Assim sendo, as mensagens do apelado no aludido grupo WhatsApp situar-se-iam no plano da clássica «esfera da vida privada (…), que abrange factos que cada um partilha com um núcleo limitado de pessoas» Acórdão da Relação do Porto citado., não estando em causa o «domínio inviolável e intangível da vida privada» Idem., mas também não estando em causa «a esfera da vida pública ou da vida normal de relação, envolvendo factos suscetíveis de serem conhecidos por todos, que respeita à participação de cada um na vida da coletividade.» Idem.
(…)
Nesta conformidade, tendo as mensagens em causa sido emitidas num ambiente privado, e tendo como destinatários os membros do grupo restrito, afigura-se-nos que as mesmas tem carácter pessoal e privado e, como tal, a apelante não poderia fazer uso de tais mensagens para efeitos disciplinares, porque tal lhe estava vedado pelo protegido direito de reserva da intimidade da vida privada e pela tutela legal e constitucional da confidencialidade da mensagem pessoal.

Dir-se-á ainda a este respeito, e quanto à situação concreta, que as mencionadas mensagens apenas tinham como destinatário K…, também trabalhador da Apelante, tratando-se, assim, de um núcleo de mensagens privado e fechado, composto apenas por duas pessoas, dele não fazendo parte como destinatária nem a Apelante nem a sua legal representante, não tendo estas criado ou participado em tal núcleo de mensagens.

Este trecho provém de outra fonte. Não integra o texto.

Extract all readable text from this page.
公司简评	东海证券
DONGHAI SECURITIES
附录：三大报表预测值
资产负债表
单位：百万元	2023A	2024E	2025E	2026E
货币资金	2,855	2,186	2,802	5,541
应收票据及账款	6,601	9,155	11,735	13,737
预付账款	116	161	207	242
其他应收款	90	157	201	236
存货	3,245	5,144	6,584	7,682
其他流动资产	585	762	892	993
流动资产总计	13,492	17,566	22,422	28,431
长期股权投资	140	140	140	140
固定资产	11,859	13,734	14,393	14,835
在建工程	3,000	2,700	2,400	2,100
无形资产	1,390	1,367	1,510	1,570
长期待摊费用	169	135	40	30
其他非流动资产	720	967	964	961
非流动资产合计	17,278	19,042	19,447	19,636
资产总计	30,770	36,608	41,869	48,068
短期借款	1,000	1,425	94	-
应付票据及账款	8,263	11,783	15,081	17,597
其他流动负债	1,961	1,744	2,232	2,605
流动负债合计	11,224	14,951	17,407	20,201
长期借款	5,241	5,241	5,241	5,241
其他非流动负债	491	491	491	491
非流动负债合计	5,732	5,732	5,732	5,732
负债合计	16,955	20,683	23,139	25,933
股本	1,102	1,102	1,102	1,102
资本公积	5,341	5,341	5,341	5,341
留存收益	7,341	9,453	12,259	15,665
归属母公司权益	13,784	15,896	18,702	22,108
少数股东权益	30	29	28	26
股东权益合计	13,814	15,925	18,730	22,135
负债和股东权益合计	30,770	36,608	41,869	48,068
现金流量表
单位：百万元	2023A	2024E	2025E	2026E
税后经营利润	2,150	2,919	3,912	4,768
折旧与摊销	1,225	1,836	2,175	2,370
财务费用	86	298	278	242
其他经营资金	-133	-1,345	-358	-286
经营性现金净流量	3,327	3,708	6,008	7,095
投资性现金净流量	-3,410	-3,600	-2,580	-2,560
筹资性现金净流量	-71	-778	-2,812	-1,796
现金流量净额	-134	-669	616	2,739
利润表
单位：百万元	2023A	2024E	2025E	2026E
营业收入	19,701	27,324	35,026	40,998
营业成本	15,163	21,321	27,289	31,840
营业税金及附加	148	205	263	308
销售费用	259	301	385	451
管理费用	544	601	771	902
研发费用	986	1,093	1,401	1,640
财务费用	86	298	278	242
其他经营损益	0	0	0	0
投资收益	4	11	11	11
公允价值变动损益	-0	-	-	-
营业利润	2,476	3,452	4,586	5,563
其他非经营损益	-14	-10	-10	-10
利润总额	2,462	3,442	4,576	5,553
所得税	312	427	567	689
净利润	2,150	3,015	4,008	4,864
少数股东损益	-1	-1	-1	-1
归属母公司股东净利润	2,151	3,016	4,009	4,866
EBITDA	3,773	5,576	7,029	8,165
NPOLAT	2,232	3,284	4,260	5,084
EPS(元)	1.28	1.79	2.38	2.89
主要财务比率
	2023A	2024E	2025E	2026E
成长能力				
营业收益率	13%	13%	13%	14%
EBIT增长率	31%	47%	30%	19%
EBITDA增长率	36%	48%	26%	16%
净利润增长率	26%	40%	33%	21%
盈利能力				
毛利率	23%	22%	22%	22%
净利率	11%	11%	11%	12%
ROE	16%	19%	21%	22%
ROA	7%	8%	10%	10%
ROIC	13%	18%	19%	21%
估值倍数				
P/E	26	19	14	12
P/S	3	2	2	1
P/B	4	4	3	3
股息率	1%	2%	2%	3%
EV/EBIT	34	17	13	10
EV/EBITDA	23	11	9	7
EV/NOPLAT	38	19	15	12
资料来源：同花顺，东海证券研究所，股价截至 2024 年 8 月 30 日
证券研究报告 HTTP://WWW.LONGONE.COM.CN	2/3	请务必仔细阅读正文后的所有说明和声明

Acresce que nem mesmo o destinatário de tais mensagens, em face do disposto no art. 78.º do Código Civil (aplicável a estes novos modelos de comunicação), poderia, de seu livre arbítrio, tornar públicas mensagens cujo grau de expectativa do seu emissor fosse a de que as mesmas se mantivessem na esfera privada.
Ora, no caso em apreço, não só não resultou provado que a referida troca de mensagens tivesse sido fomentada pela entidade empregadora ou que a mesma tivesse qualquer intervenção na mesma, sendo, por isso, facilmente presumível, atentas as regras da experiência comum e da normalidade da vida, que o Apelado tivesse a legítima expectativa de que tais mensagens se mantivessem privadas e secretas entre si e o respectivo destinatário, como, resulta, inclusive, do teor de tais mensagens a expressa manifestação dessa vontade por parte do Apelado[4].
Por outro lado, a alegada confissão do Apelado perante a legal representante da Apelante e duas testemunhas, quando foi confrontado com tais mensagens, de que foi ele próprio quem as enviou e que as mantinha, de nada serviria, em sede de julgamento, porque sendo nula a utilização de tais mensagens como meio de prova e não tendo o Apelado reproduzido expressa e directamente, nessa situação, às pessoas que se encontravam ali presentes, o seu teor, tendo-se limitado a dizer que as mantinha, sempre se desconheceria o seu teor, sendo, por isso, impossível ao tribunal averiguar do sua eventual gravidade.
Nesta conformidade, nesta parte, improcede na íntegra a pretensão da Apelante.
3) Insuficiência do pedido de indemnização
Conforma já se mencionou supra, importa apreciar se o pedido de indemnização formulado pelo Apelado se mostra ou não suficiente.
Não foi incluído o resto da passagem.